Who we are and how we function as adults within society is intersectional with the identity we develop as the result of our intimate experiences, the sexual boundaries we choose, and the personas with which we experiment. We are as socially confident as citizens as we are sexually integrated as individuals – and this is precisely why every authoritarian society in history has policed sexual behaviour, from the enforced celibacy of the Catholic Church, to the neo-Puritanism of the American right, to female genital mutilation in patriarchal communities, the Third Reich’s attempt at exterminating LGBTQ people, and Mao’s Little Red Book recommendation to lie back and think of the People’s Republic (but only once a fortnight).
Our intimate conversations, too, exist as parallel societies. The great boon of the webcam for heterosexual women, in particular, is that sexual performance can be negotiated beyond the paradigm of physical presence, or pressure, or real or imagined threat; a woman commences a webcam session confident in the knowledge that she can safely conclude her encounter at any time. This sense of personal control is no doubt one of the reasons that a broader sexual culture has sprung up around webcam use: using it, the adult performance of sexuality appears both expressive and safe and becomes a powerful means of self-realisation that we carry out with us into the wider world.

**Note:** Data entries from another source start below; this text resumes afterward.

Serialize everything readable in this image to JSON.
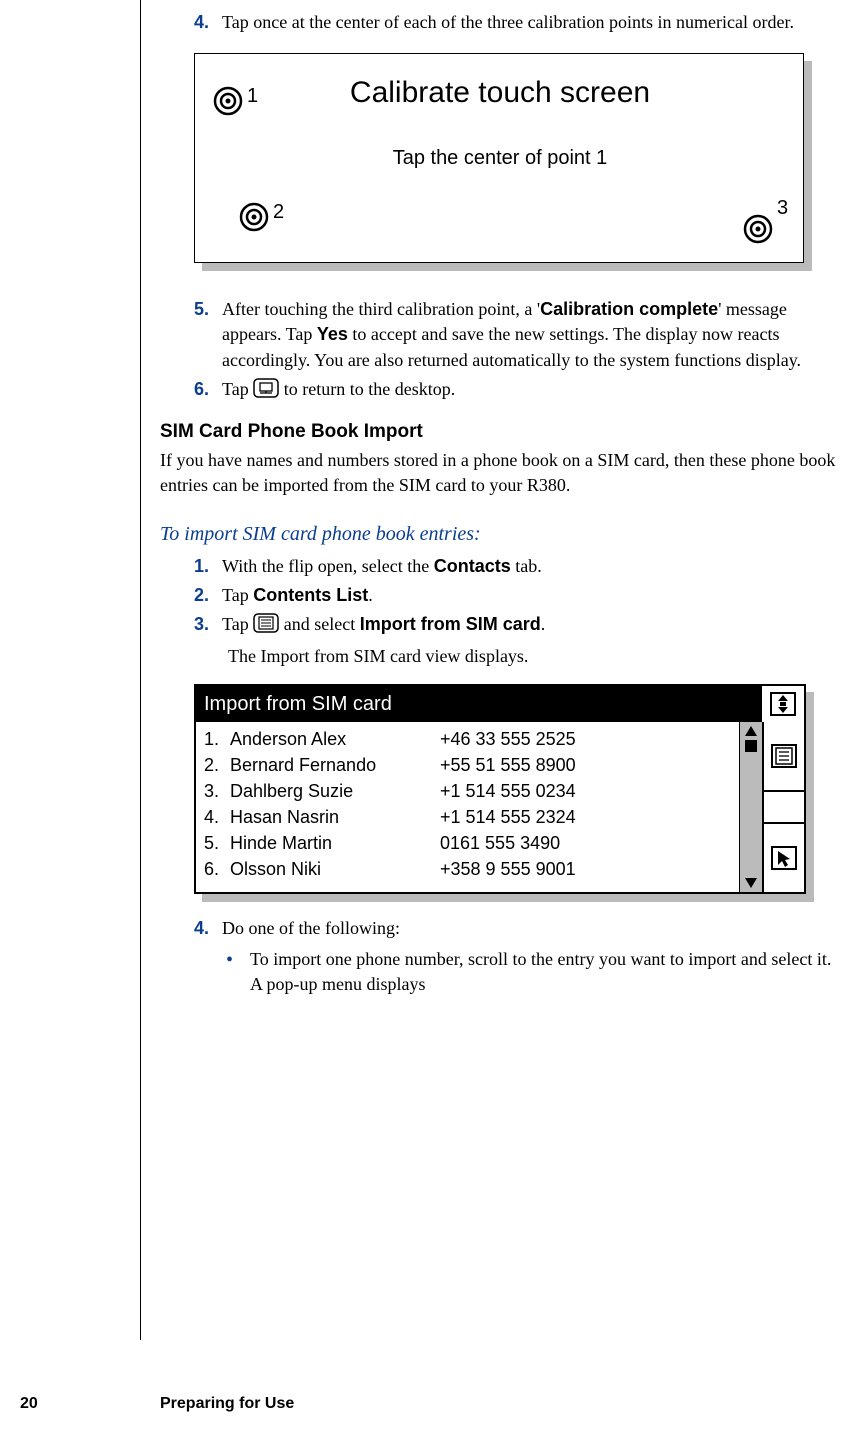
{
  "step4": {
    "num": "4.",
    "text": "Tap once at the center of each of the three calibration points in numerical order."
  },
  "calib": {
    "title": "Calibrate touch screen",
    "subtitle": "Tap the center of point 1",
    "p1": "1",
    "p2": "2",
    "p3": "3"
  },
  "step5": {
    "num": "5.",
    "text_a": "After touching the third calibration point, a '",
    "bold_a": "Calibration complete",
    "text_b": "' message appears. Tap ",
    "bold_b": "Yes",
    "text_c": " to accept and save the new settings. The display now reacts accordingly. You are also returned automatically to the system functions display."
  },
  "step6": {
    "num": "6.",
    "text_a": "Tap ",
    "text_b": " to return to the desktop."
  },
  "sim_section": {
    "heading": "SIM Card Phone Book Import",
    "para": "If you have names and numbers stored in a phone book on a SIM card, then these phone book entries can be imported from the SIM card to your R380."
  },
  "import_proc": {
    "heading": "To import SIM card phone book entries:",
    "s1": {
      "num": "1.",
      "a": "With the flip open, select the ",
      "b": "Contacts",
      "c": " tab."
    },
    "s2": {
      "num": "2.",
      "a": "Tap ",
      "b": "Contents List",
      "c": "."
    },
    "s3": {
      "num": "3.",
      "a": "Tap ",
      "b": " and select ",
      "c": "Import from SIM card",
      "d": "."
    },
    "s3_sub": "The Import from SIM card view displays."
  },
  "sim_screen": {
    "title": "Import from SIM card",
    "rows": [
      {
        "idx": "1.",
        "name": "Anderson Alex",
        "num": "+46 33 555 2525"
      },
      {
        "idx": "2.",
        "name": "Bernard Fernando",
        "num": "+55 51 555 8900"
      },
      {
        "idx": "3.",
        "name": "Dahlberg Suzie",
        "num": "+1 514 555 0234"
      },
      {
        "idx": "4.",
        "name": "Hasan Nasrin",
        "num": "+1 514 555 2324"
      },
      {
        "idx": "5.",
        "name": "Hinde Martin",
        "num": "0161 555 3490"
      },
      {
        "idx": "6.",
        "name": "Olsson Niki",
        "num": "+358 9 555 9001"
      }
    ]
  },
  "step4b": {
    "num": "4.",
    "text": "Do one of the following:"
  },
  "bullet1": "To import one phone number, scroll to the entry you want to import and select it. A pop-up menu displays",
  "footer": {
    "page": "20",
    "title": "Preparing for Use"
  }
}
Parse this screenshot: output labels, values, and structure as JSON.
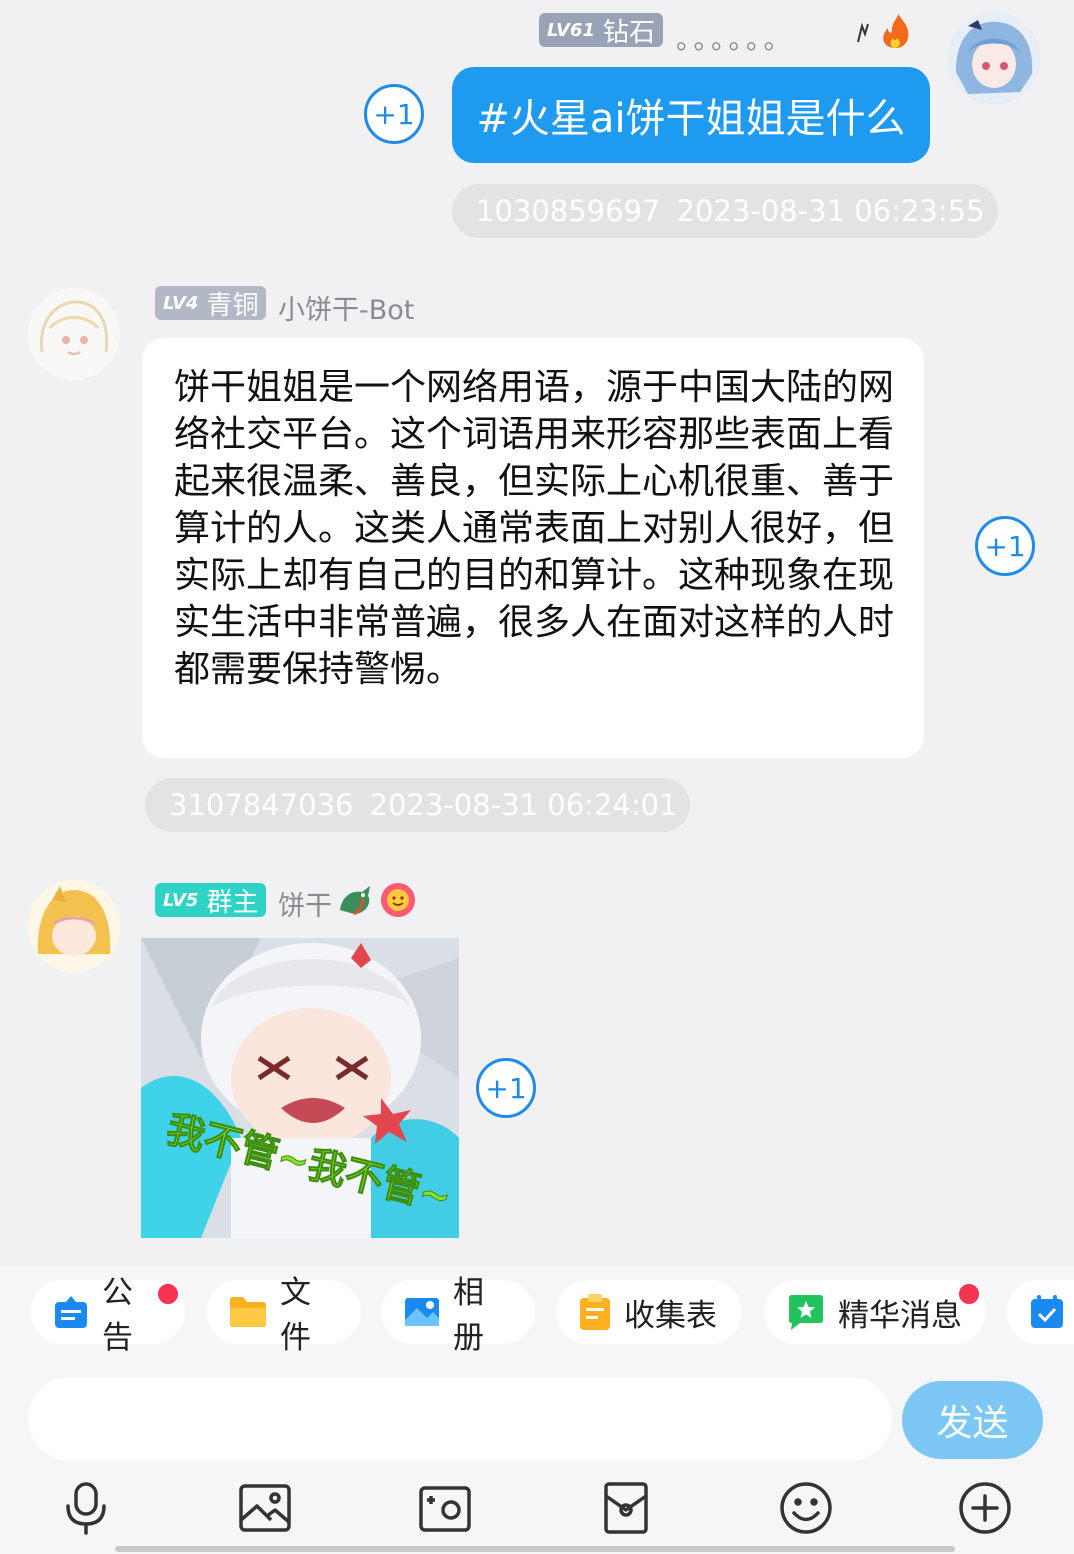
{
  "messages": {
    "m1": {
      "level": "LV61",
      "title": "钻石",
      "name": "。。。。。。",
      "text": "#火星ai饼干姐姐是什么",
      "sender_id": "1030859697",
      "time": "2023-08-31 06:23:55",
      "plus": "+1"
    },
    "m2": {
      "level": "LV4",
      "title": "青铜",
      "name": "小饼干-Bot",
      "text": "饼干姐姐是一个网络用语，源于中国大陆的网络社交平台。这个词语用来形容那些表面上看起来很温柔、善良，但实际上心机很重、善于算计的人。这类人通常表面上对别人很好，但实际上却有自己的目的和算计。这种现象在现实生活中非常普遍，很多人在面对这样的人时都需要保持警惕。",
      "sender_id": "3107847036",
      "time": "2023-08-31 06:24:01",
      "plus": "+1"
    },
    "m3": {
      "level": "LV5",
      "title": "群主",
      "name": "饼干",
      "sticker_caption": "我不管~我不管~",
      "plus": "+1"
    }
  },
  "toolbar": {
    "chips": [
      "公告",
      "文件",
      "相册",
      "收集表",
      "精华消息"
    ]
  },
  "input": {
    "placeholder": "",
    "send_label": "发送"
  },
  "colors": {
    "accent": "#1f8be8",
    "bubble_self": "#1e9af0",
    "badge_diamond": "#9aa3b5",
    "badge_bronze": "#b3b8c6",
    "badge_owner": "#2fd3c6",
    "unread_dot": "#f5354f"
  }
}
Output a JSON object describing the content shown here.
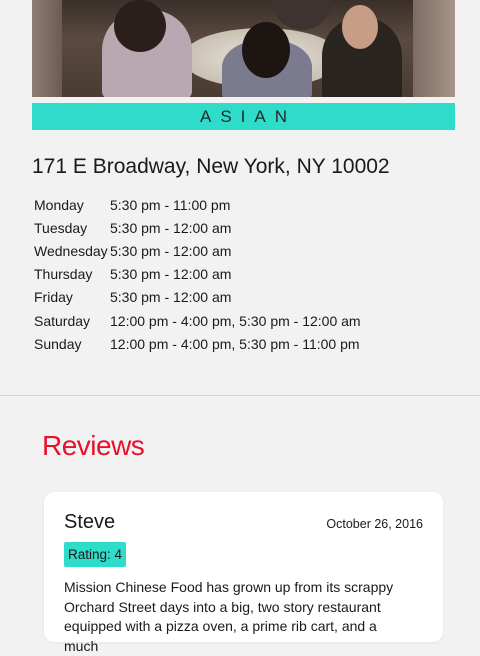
{
  "restaurant": {
    "cuisine": "ASIAN",
    "address": "171 E Broadway, New York, NY 10002",
    "hours": [
      {
        "day": "Monday",
        "time": "5:30 pm - 11:00 pm"
      },
      {
        "day": "Tuesday",
        "time": "5:30 pm - 12:00 am"
      },
      {
        "day": "Wednesday",
        "time": "5:30 pm - 12:00 am"
      },
      {
        "day": "Thursday",
        "time": "5:30 pm - 12:00 am"
      },
      {
        "day": "Friday",
        "time": "5:30 pm - 12:00 am"
      },
      {
        "day": "Saturday",
        "time": "12:00 pm - 4:00 pm, 5:30 pm - 12:00 am"
      },
      {
        "day": "Sunday",
        "time": "12:00 pm - 4:00 pm, 5:30 pm - 11:00 pm"
      }
    ]
  },
  "reviews": {
    "heading": "Reviews",
    "items": [
      {
        "name": "Steve",
        "date": "October 26, 2016",
        "rating_label": "Rating: 4",
        "rating": 4,
        "text": "Mission Chinese Food has grown up from its scrappy Orchard Street days into a big, two story restaurant equipped with a pizza oven, a prime rib cart, and a much"
      }
    ]
  },
  "colors": {
    "accent_teal": "#2fdcc9",
    "heading_red": "#e8112d",
    "background": "#f2f2f2"
  }
}
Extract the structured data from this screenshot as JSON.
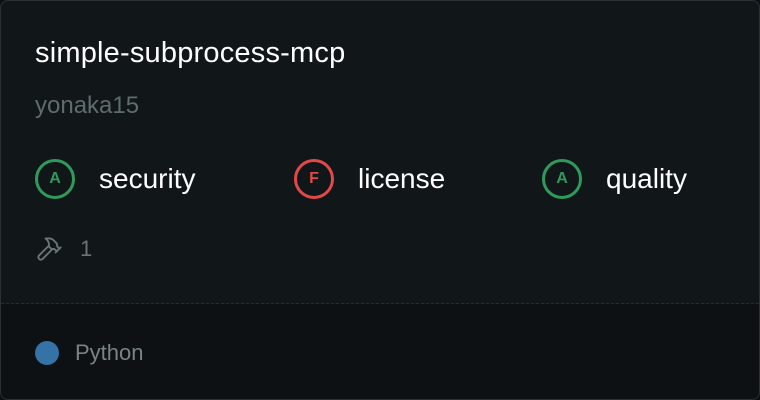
{
  "card": {
    "title": "simple-subprocess-mcp",
    "author": "yonaka15"
  },
  "scores": [
    {
      "grade": "A",
      "label": "security",
      "status": "good",
      "color": "#2f9a5b"
    },
    {
      "grade": "F",
      "label": "license",
      "status": "bad",
      "color": "#e24848"
    },
    {
      "grade": "A",
      "label": "quality",
      "status": "good",
      "color": "#2f9a5b"
    }
  ],
  "tools": {
    "icon": "hammer-icon",
    "count": "1"
  },
  "language": {
    "name": "Python",
    "color": "#3572A5"
  }
}
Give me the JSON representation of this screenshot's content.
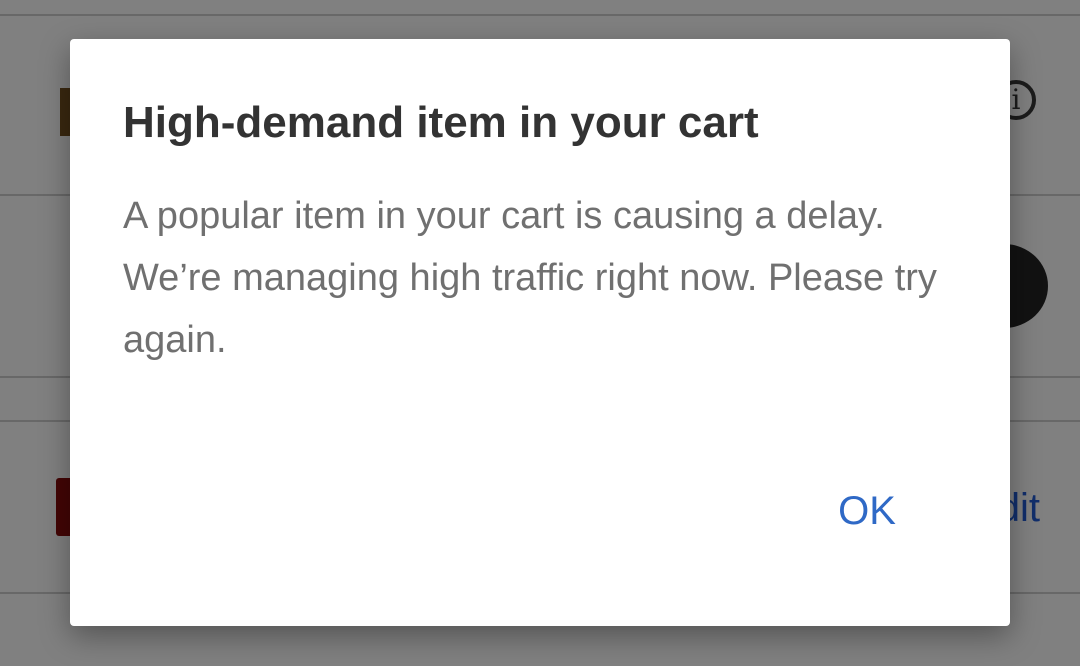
{
  "background": {
    "info_icon_glyph": "i",
    "edit_link_label": "Edit"
  },
  "dialog": {
    "title": "High-demand item in your cart",
    "message": "A popular item in your cart is causing a delay. We’re managing high traffic right now. Please try again.",
    "ok_label": "OK"
  },
  "colors": {
    "link_blue": "#2f69c6",
    "title_text": "#333333",
    "body_text": "#707070"
  }
}
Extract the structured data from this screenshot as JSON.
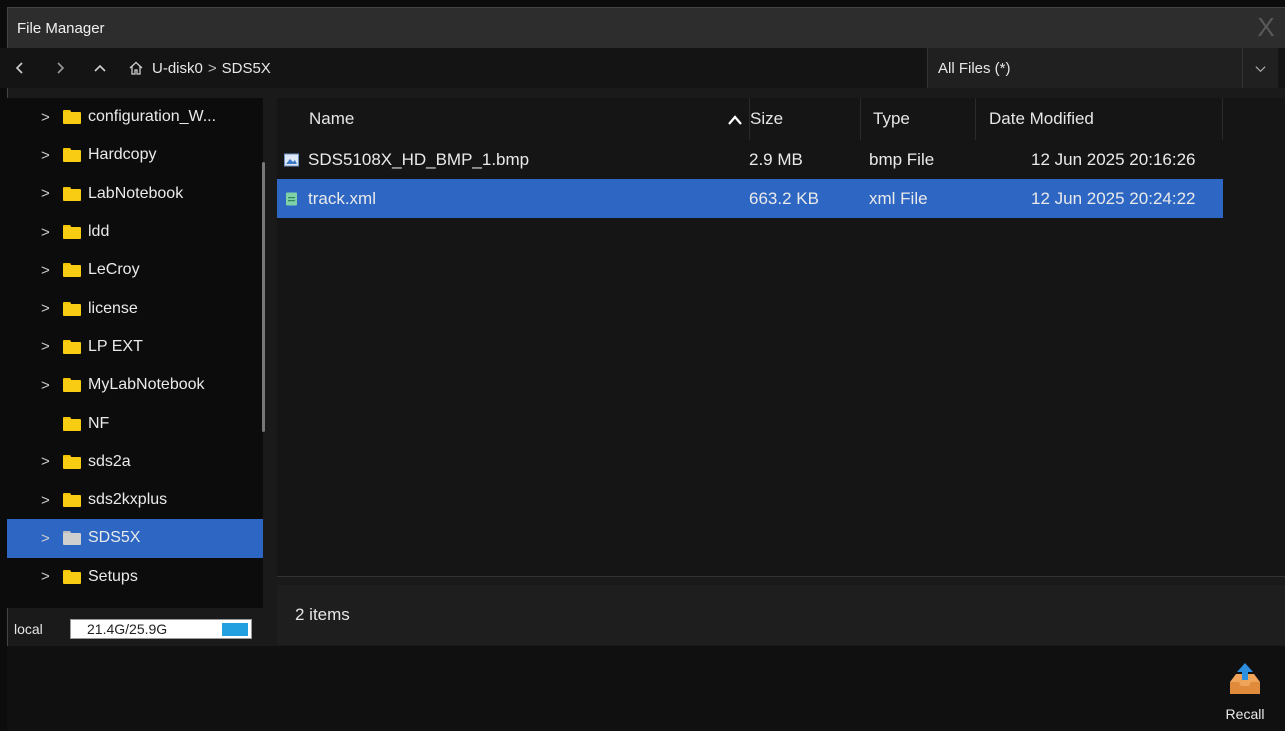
{
  "window": {
    "title": "File Manager",
    "close_glyph": "X"
  },
  "nav": {
    "back_icon": "chevron-left-icon",
    "forward_icon": "chevron-right-icon",
    "up_icon": "chevron-up-icon",
    "home_icon": "home-icon",
    "breadcrumb": [
      "U-disk0",
      "SDS5X"
    ],
    "separator": ">",
    "filter": {
      "selected": "All Files (*)"
    }
  },
  "tree": {
    "items": [
      {
        "label": "configuration_W...",
        "expandable": true
      },
      {
        "label": "Hardcopy",
        "expandable": true
      },
      {
        "label": "LabNotebook",
        "expandable": true
      },
      {
        "label": "ldd",
        "expandable": true
      },
      {
        "label": "LeCroy",
        "expandable": true
      },
      {
        "label": "license",
        "expandable": true
      },
      {
        "label": "LP EXT",
        "expandable": true
      },
      {
        "label": "MyLabNotebook",
        "expandable": true
      },
      {
        "label": "NF",
        "expandable": false
      },
      {
        "label": "sds2a",
        "expandable": true
      },
      {
        "label": "sds2kxplus",
        "expandable": true
      },
      {
        "label": "SDS5X",
        "expandable": true,
        "selected": true
      },
      {
        "label": "Setups",
        "expandable": true
      }
    ]
  },
  "storage": {
    "label": "local",
    "usage": "21.4G/25.9G",
    "used_fraction": 0.83,
    "bar_color": "#22a0e0"
  },
  "list": {
    "columns": {
      "name": "Name",
      "size": "Size",
      "type": "Type",
      "date": "Date Modified"
    },
    "sort": "ascending",
    "rows": [
      {
        "name": "SDS5108X_HD_BMP_1.bmp",
        "size": "2.9 MB",
        "type": "bmp File",
        "date": "12 Jun 2025 20:16:26",
        "icon": "image-file-icon",
        "selected": false
      },
      {
        "name": "track.xml",
        "size": "663.2 KB",
        "type": "xml File",
        "date": "12 Jun 2025 20:24:22",
        "icon": "document-file-icon",
        "selected": true
      }
    ]
  },
  "status": {
    "count_text": "2 items"
  },
  "actions": {
    "recall_label": "Recall",
    "recall_icon": "recall-tray-icon"
  },
  "colors": {
    "selection": "#2e67c3",
    "folder": "#f7cc12",
    "background": "#151515"
  }
}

The compromise of this agency by the Five Eyes spies – and the creation of a generation of people who, as Yahoo users, now have the explicit performance of their intimate secrets in government possession – neatly attunes to the tradition of authoritarian sexual oppression.
Five Eyes is, of course, perfectly metaphoric for the Panopticon – a prison designed by Jeremy Bentham on the principle that prisoners aware they were constantly under surveillance would eventually just presume surveillance and therefore automatically police themselves. Philosopher Michel Foucault employed the Panopticon in his bookDiscipline and Punish as an analogy of state power: and as we now must consider the potential oversight of the state as we reach for the webcam button to talk to our overseas boyfriends, Foucault’s explanation of “the function of discipline as an apparatus of power” is something that could and should be on our minds.
Governments have explained the violation of their electorate’s privacy as a necessary abrogation of civic rights in the fight against global terrorism. But with Snowden’s revelations proving the Obama administration’s own January 2014 review findings that not “a single instance” in which electronic eavesdropping “made a concrete difference in the outcome of a terrorism investigation”, it is time to remind ourselves that Americans alone are 4,706 times more likely to drink themselves to death than be killed by terrorists.
As citizens of a sexually violated democracy, far more important than the war against terror is the fight against our own governments to turn off the data taps.